Auch sonst gilt: Was man sich bei Tokien immer alles für unnütze Dinge merken muss: Diese Namen, diese Orte, diese Regionen. Und auch Tolkien ist irgendwann nicht Besseres eingefallen, als "the arcane stone". Geht's noch? "Der geheimnisvolle Stein" in einer Welt, die Fantasy zu sein vorgibt, in der also doch alles Mögliche irgendwie geheimnisvoll sein muss. Da ist die Bezeichnung "Der geheimnisvolle Stein" die so ziemlich geheimnisloseste, die Einem überhaupt einfallen kann.
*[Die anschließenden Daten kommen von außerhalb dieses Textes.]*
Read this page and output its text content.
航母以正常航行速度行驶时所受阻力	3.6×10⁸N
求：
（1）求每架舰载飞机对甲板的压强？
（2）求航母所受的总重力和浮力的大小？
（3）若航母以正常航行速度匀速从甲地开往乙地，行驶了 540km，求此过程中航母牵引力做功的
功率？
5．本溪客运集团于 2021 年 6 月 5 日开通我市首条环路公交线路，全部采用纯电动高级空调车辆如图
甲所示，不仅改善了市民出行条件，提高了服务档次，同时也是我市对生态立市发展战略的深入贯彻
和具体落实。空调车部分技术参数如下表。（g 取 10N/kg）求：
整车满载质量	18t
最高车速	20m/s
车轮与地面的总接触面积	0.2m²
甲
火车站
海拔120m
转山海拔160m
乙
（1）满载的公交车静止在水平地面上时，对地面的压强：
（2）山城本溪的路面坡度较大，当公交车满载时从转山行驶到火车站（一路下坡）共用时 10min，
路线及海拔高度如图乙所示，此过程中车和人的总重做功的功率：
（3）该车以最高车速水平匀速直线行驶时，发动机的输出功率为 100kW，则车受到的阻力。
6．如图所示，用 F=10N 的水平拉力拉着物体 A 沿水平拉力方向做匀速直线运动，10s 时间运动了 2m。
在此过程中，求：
"Einen derart großen Film wie ,Herr der Ringe' werde ich gewiss nicht wieder machen. Ich werde auch nie mehr drei Filme hintereinander drehen." Peter Jackson

Der Film sei düster, behaupten manche jetzt. Schön wär's. Ist aber glatt gelogen. Ok, es wird ab und an dunkel, und einmal scheint der Mond sehr voll. Gefahren aber lauern keineswegs an allen Ecken und Enden, denn dazu müsste den Figuren ja etwas passieren können. Geht aber nicht. Sterben tun nur die bösen Orcs, aber die sind sowieso gesichts- und persönlichkeitslos.

Aber ganz ehrlich liebe Tolkinisten: Was ist denn von Bösewichtern zu halten, die zwar ihrem Gegner zehnfach überlegen sind, und die CGI-copy-paste-Funktion auch noch auf ihrer Seite haben, aber trotzdem nicht mal dazu in der Lage sind, auch nur einem von 13 doofen Zwergen den Schädel zu spalten oder wenigstens einen Arm abzuhacken?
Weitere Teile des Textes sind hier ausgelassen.